Salvadori, infatti, assecondò la decisione dei vertici militari partigiani di giustiziare Mussolini nonostante la ventinovesima clausola dell’Armistizio lungo siglato a Malta da Eisenhower e Badoglio il 29 settembre 1943 prevedesse espressamente, dopo l’arresto, la consegna di Benito Mussolini «alle forze delle Nazioni Unite».

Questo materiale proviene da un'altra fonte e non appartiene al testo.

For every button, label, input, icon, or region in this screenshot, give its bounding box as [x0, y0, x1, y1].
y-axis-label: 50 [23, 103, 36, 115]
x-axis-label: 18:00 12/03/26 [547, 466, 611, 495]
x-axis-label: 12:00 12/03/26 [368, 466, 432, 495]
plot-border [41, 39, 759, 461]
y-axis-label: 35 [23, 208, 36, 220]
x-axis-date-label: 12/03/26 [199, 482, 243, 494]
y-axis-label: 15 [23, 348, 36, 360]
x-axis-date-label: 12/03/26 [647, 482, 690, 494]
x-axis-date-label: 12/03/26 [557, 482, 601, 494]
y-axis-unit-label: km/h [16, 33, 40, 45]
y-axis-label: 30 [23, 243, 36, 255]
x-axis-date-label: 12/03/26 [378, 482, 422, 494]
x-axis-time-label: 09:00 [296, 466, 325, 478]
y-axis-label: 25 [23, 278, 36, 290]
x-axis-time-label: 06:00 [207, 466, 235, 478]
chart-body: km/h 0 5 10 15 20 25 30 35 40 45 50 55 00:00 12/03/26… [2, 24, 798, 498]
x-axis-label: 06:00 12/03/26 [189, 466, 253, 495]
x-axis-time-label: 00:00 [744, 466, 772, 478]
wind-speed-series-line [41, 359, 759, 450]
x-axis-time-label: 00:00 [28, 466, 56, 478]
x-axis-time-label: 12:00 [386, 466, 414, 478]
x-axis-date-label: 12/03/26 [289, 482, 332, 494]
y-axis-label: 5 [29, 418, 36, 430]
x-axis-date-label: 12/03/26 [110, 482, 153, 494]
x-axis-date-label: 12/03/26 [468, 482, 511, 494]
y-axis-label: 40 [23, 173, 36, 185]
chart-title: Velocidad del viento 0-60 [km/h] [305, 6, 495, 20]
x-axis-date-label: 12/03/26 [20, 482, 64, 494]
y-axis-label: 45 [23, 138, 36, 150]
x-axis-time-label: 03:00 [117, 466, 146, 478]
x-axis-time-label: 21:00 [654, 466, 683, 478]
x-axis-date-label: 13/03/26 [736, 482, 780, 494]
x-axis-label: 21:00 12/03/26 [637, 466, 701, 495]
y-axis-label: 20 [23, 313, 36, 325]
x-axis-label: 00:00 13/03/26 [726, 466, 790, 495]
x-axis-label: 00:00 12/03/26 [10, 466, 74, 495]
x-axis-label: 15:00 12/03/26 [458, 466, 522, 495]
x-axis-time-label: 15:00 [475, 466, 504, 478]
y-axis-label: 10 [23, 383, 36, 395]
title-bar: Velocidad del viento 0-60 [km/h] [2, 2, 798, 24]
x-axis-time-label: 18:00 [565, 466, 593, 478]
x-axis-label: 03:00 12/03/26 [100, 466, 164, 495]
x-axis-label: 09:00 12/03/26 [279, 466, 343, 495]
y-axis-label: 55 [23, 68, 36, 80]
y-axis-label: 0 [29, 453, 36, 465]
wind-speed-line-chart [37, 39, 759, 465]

Una vicenda che avrebbe poi alimentato più di una tesi complottista sul ruolo diretto degli inglesi nell’uccisione di Mussolini al fine di non rendere pubblici imbarazzanti carteggi e rapporti tra il Duce e Churchill e che invece troverebbero una spiegazione molto più semplice proprio nel ruolo attivo di Salvadori, d’intesa con i partigiani comunisti, al fine di evitare una Norimberga italiana, sgradita alla Gran Bretagna perché gravida di possibili ripercussioni negative per il dopoguerra italiano e europeo.
Nel lavoro di Di Rienzo trovano infine spazio anche le storie di due importanti figure della cultura italiana del secondo dopoguerra, Aldo Garosci e Leo Valiani, completando così quella che l’autore definisce «una storia di passioni, slanci generosi ma anche di ingenuità di chi nobilmente credeva nella possibilità di creare un mondo migliore, di inganni, di doppi e tripli giochi, di rivalità intestine, di tradimenti, di deliberati inganni. Una storia che alla fine vide i suoi protagonisti nelle vesti di vincitori, ma forse anche di vinti».